RAY & LIZ
12:30 2:40 4:50 7:00 9:15
Through Tuesday, July 23
WRITTEN AND DIRECTED BY RICHARD BILLINGHAM
“Richard Billingham’s blisteringly honest photos of his alcoholic dad and his mountainous, tattooed mom – Ray and Liz, as they have come to be intimately known – were the toast of Charles Saatchi’s epochal late ‘90s exhibition Sensation.” – Elizabeth Fullerton, British art critic. One of Britain’s most celebrated artists, Billingham has made an autobiographical debut feature that immerses the viewer in his Midlands childhood of loveless squalor and parental obliviousness. Despair is laced with humor and boredom with cruelty. RAY & LIZ stands in stark contrast to Ken Loach’s quasi-heroic working class stories. But because this film is made by a first-rate artist, there is a strange beauty that shines through the rampant horror that suffuses everything we see and hear. Billingham is an original.
UK 2018 108 MINS. KIMSTIM
Reviews
“A finely textured, unsentimental portrait of working-class life. A precise, patient portrait of personal working-class memory. A sense of an analogue past is also retained in the film, specifically in choosing to shoot on celluloid… The important thing [the filmmaker] believes, was to capture the emotional truth of those memories. This painstaking recreation of memories echoes another of his acknowledged influences: Terence Davies’s TRILOGY. But alongside the fear and sadness, there are still moments of genuine fondness… A complex mixture of affection, critique and melancholy remains.”

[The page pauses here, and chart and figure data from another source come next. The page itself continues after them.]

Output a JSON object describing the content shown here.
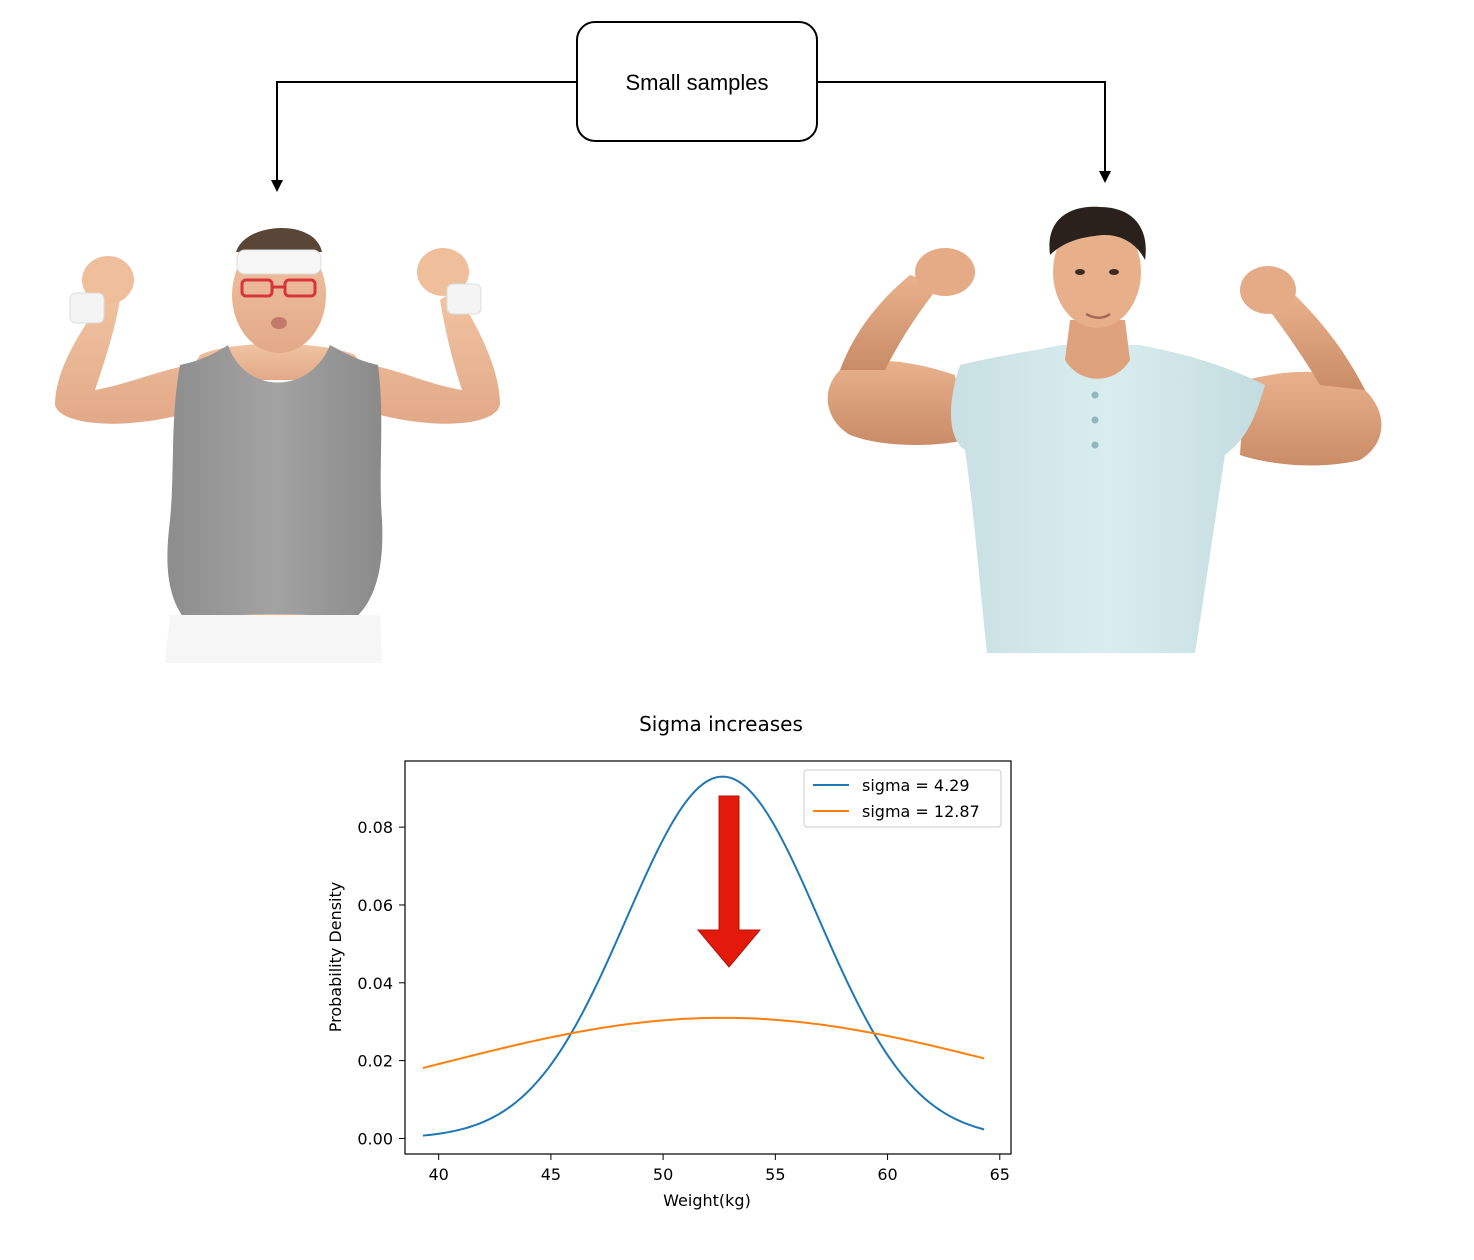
{
  "diagram": {
    "box_label": "Small samples",
    "left_figure": "overweight man flexing arms (grey tank top, red glasses, white headband)",
    "right_figure": "fit man flexing arms (light blue t-shirt)"
  },
  "colors": {
    "series1": "#1f77b4",
    "series2": "#ff7f0e",
    "arrow": "#e31a0b"
  },
  "chart_data": {
    "type": "line",
    "title": "Sigma increases",
    "xlabel": "Weight(kg)",
    "ylabel": "Probability Density",
    "xlim": [
      38.5,
      65.5
    ],
    "ylim": [
      -0.004,
      0.097
    ],
    "xticks": [
      40,
      45,
      50,
      55,
      60,
      65
    ],
    "yticks": [
      0.0,
      0.02,
      0.04,
      0.06,
      0.08
    ],
    "xtick_labels": [
      "40",
      "45",
      "50",
      "55",
      "60",
      "65"
    ],
    "ytick_labels": [
      "0.00",
      "0.02",
      "0.04",
      "0.06",
      "0.08"
    ],
    "x_range": [
      39.3,
      64.3
    ],
    "legend_position": "top-right",
    "series": [
      {
        "name": "sigma = 4.29",
        "mu": 52.65,
        "sigma": 4.29,
        "color": "#1f77b4"
      },
      {
        "name": "sigma = 12.87",
        "mu": 52.65,
        "sigma": 12.87,
        "color": "#ff7f0e"
      }
    ],
    "annotation": "red downward arrow over the peak"
  }
}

– Adam Scovell, Sight + Sound
“Billingham does an incredible job. [He] doesn’t romanticise a single molecule.
All hail an instant classic.”
– Charlotte O’Sullivan, London Evening Standard
“Formally arresting and rigorous, though not at the expense of its direct emotional force… [with] gallows humor of an especially inky hue. Directed with unflinching, taut-wired dread, it’s a concentrated, claustrophobic one-act drama rife with life-or-death tension and concentric circles of abusive behavior… [Jason, as a young man is] played with exquisitely helpless bravado by the remarkable Joshua Millard-Lloyd. RAY & LIZ stands as a uniquely moving work… bristling with pride, anger and even some regret.”
– Guy Lodge, Variety
“Billingham soaks his terrific debut in bleak authenticity and some gorgeous cinematography. These figures are archetypes of an England that’s fucked.”